I tried to add the library again which seemed to start ok but after about 10 mins it gave up and came up with message “device is no longer online ..” pretty much as per the Op on this thread.

after a couple of unsuccessful attempts to add the library I wondered about the index thing and decided to take cover art off of about 200 tracks. Lo and behold, library is now added and working fine so far as I can see.

 

so it seems that the artwork is the cause. Which is a real pity cos I’ve only got artwork on about 40% of tracks. 
 

now a question. Does Sonos pick up artwork which exists within the folder which contains the album and use that to display at the folder level , but without adding it to each track? That would make a big difference (esp when you consider some albums may have up to 20 tracks)

 

hope my comments are useful in adding to the topic and apologies if this issue has already been “resolved” in other threads


@Mcgoverg

Your story there has a potential parallel for me to follow. I have iTunes, set to add artwork, which may have hit a tipping point at some time.

And to report back on my previous comment, I don’t think I have an issue with a unit with poor wifi connection failing to connect to the QNAP yet taking control of library update.  I switched all units off leaving one wired and one wifi unit only 4 steps line-of-sight from my Airport wifi router but had exactly the same symptoms whether trying to direct the library update by NAS name or IP address.

 


A further update, I decided to remove artwork from all but the 1st track of each album.
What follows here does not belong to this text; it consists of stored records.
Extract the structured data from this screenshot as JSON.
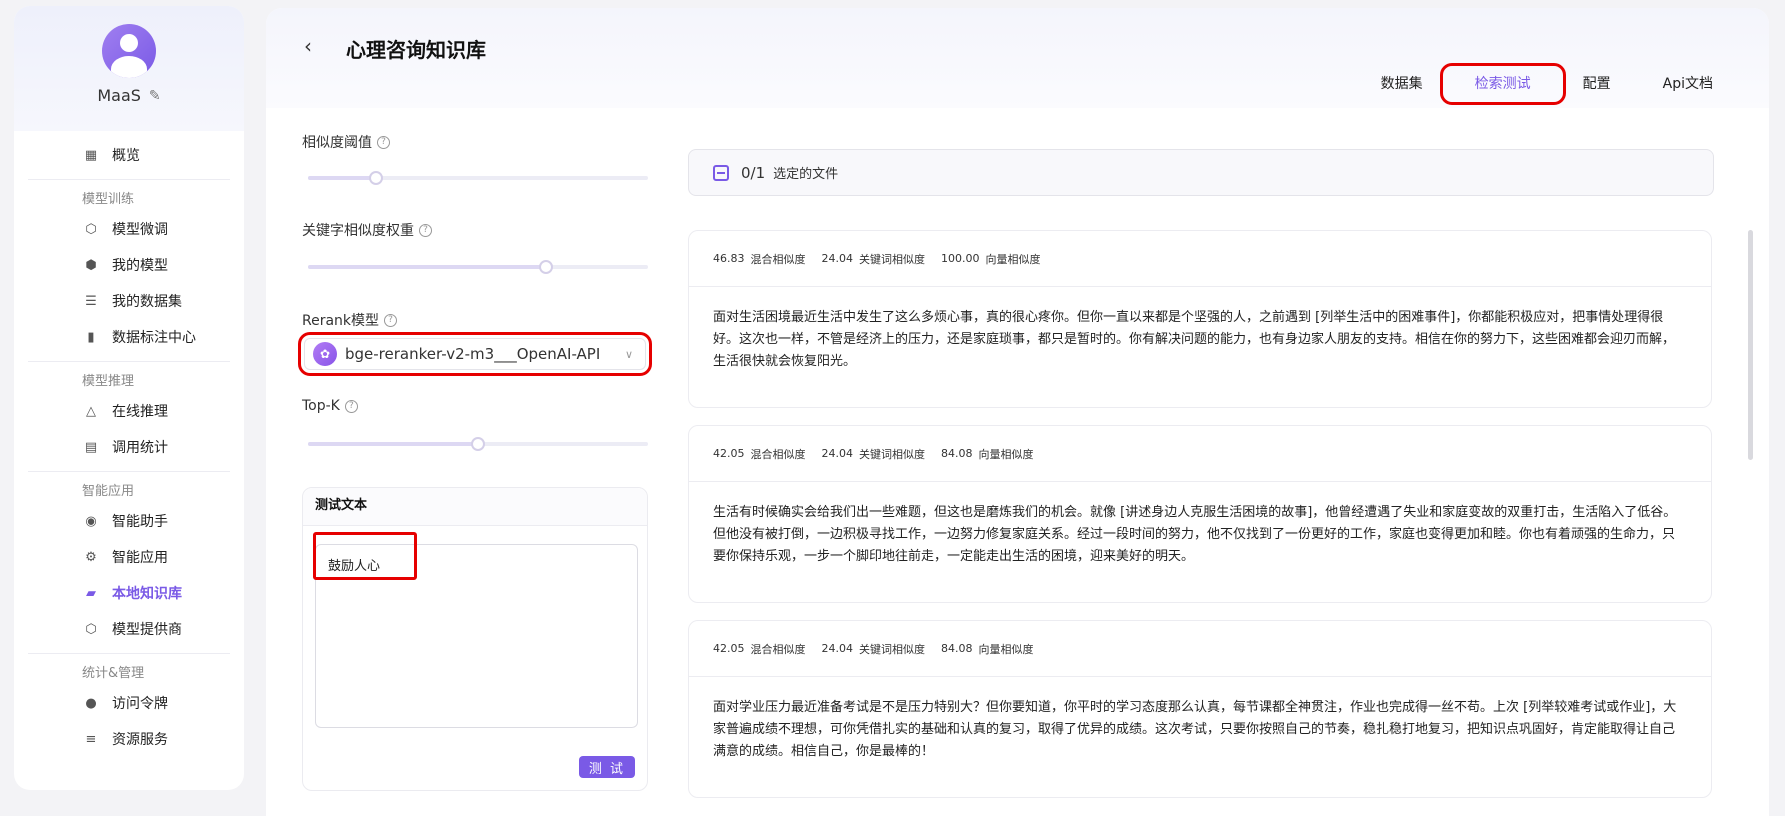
{
  "sidebar": {
    "username": "MaaS",
    "items": [
      {
        "label": "概览",
        "icon": "grid-icon"
      },
      {
        "group": "模型训练"
      },
      {
        "label": "模型微调",
        "icon": "cube-icon"
      },
      {
        "label": "我的模型",
        "icon": "model-icon"
      },
      {
        "label": "我的数据集",
        "icon": "dataset-icon"
      },
      {
        "label": "数据标注中心",
        "icon": "bookmark-icon"
      },
      {
        "group": "模型推理"
      },
      {
        "label": "在线推理",
        "icon": "triangle-icon"
      },
      {
        "label": "调用统计",
        "icon": "chart-icon"
      },
      {
        "group": "智能应用"
      },
      {
        "label": "智能助手",
        "icon": "robot-icon"
      },
      {
        "label": "智能应用",
        "icon": "gear-icon"
      },
      {
        "label": "本地知识库",
        "icon": "folder-icon",
        "active": true
      },
      {
        "label": "模型提供商",
        "icon": "cube-icon"
      },
      {
        "group": "统计&管理"
      },
      {
        "label": "访问令牌",
        "icon": "token-icon"
      },
      {
        "label": "资源服务",
        "icon": "database-icon"
      }
    ]
  },
  "header": {
    "title": "心理咨询知识库",
    "tabs": [
      "数据集",
      "检索测试",
      "配置",
      "Api文档"
    ],
    "active_tab": "检索测试"
  },
  "controls": {
    "similarity_label": "相似度阈值",
    "similarity_value": 0.2,
    "keyword_label": "关键字相似度权重",
    "keyword_value": 0.7,
    "rerank_label": "Rerank模型",
    "rerank_value": "bge-reranker-v2-m3___OpenAI-API",
    "topk_label": "Top-K",
    "topk_value": 0.5,
    "test_title": "测试文本",
    "test_text": "鼓励人心",
    "test_button": "测 试"
  },
  "files": {
    "count": "0/1",
    "label": "选定的文件"
  },
  "results": [
    {
      "hybrid": "46.83",
      "hybrid_label": "混合相似度",
      "keyword": "24.04",
      "keyword_label": "关键词相似度",
      "vector": "100.00",
      "vector_label": "向量相似度",
      "text": "面对生活困境最近生活中发生了这么多烦心事，真的很心疼你。但你一直以来都是个坚强的人，之前遇到 [列举生活中的困难事件]，你都能积极应对，把事情处理得很好。这次也一样，不管是经济上的压力，还是家庭琐事，都只是暂时的。你有解决问题的能力，也有身边家人朋友的支持。相信在你的努力下，这些困难都会迎刃而解，生活很快就会恢复阳光。"
    },
    {
      "hybrid": "42.05",
      "hybrid_label": "混合相似度",
      "keyword": "24.04",
      "keyword_label": "关键词相似度",
      "vector": "84.08",
      "vector_label": "向量相似度",
      "text": "生活有时候确实会给我们出一些难题，但这也是磨炼我们的机会。就像 [讲述身边人克服生活困境的故事]，他曾经遭遇了失业和家庭变故的双重打击，生活陷入了低谷。但他没有被打倒，一边积极寻找工作，一边努力修复家庭关系。经过一段时间的努力，他不仅找到了一份更好的工作，家庭也变得更加和睦。你也有着顽强的生命力，只要你保持乐观，一步一个脚印地往前走，一定能走出生活的困境，迎来美好的明天。"
    },
    {
      "hybrid": "42.05",
      "hybrid_label": "混合相似度",
      "keyword": "24.04",
      "keyword_label": "关键词相似度",
      "vector": "84.08",
      "vector_label": "向量相似度",
      "text": "面对学业压力最近准备考试是不是压力特别大？但你要知道，你平时的学习态度那么认真，每节课都全神贯注，作业也完成得一丝不苟。上次 [列举较难考试或作业]，大家普遍成绩不理想，可你凭借扎实的基础和认真的复习，取得了优异的成绩。这次考试，只要你按照自己的节奏，稳扎稳打地复习，把知识点巩固好，肯定能取得让自己满意的成绩。相信自己，你是最棒的！"
    }
  ]
}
So in viewing the collection either by artist or by album it is displayed with the cover art, but without the overhead of applying it to every track. 
 


Not sure if this may assist here. Sonos support a resolution of 1024 x 1024 pixel for their embedded cover art as mentioned here…

https://support.sonos.com/en-us/article/missing-music-library-album-art-in-the-sonos-app

I personally use 600 x 600 px and that resolution seems to work okay with my own NAS library (approx. 25,000 tracks). It all indexes and displays okay in the current version of the Sonos App (using SMBv2 min. and SMBv3 max.)


If you add a “folder.jpg” or “folder.gif” file to the folder containing the track files, there is no need to modify any tracks. One image file will service all of the tracks in the folder. This is a quick way to add or edit artwork. Note that some other players might insist that artwork is embedded.


Yes, just to add, as @buzz mentions, I also hold an extracted album art 600 x 600px "folder.jpg" image in each album folder in the local library, aswell as the art being embedded in each track. I perhaps should have mentioned that.

The tag editor software ‘MP3Tag’ makes it reasonably easy to batch-add, or extract, such album art images.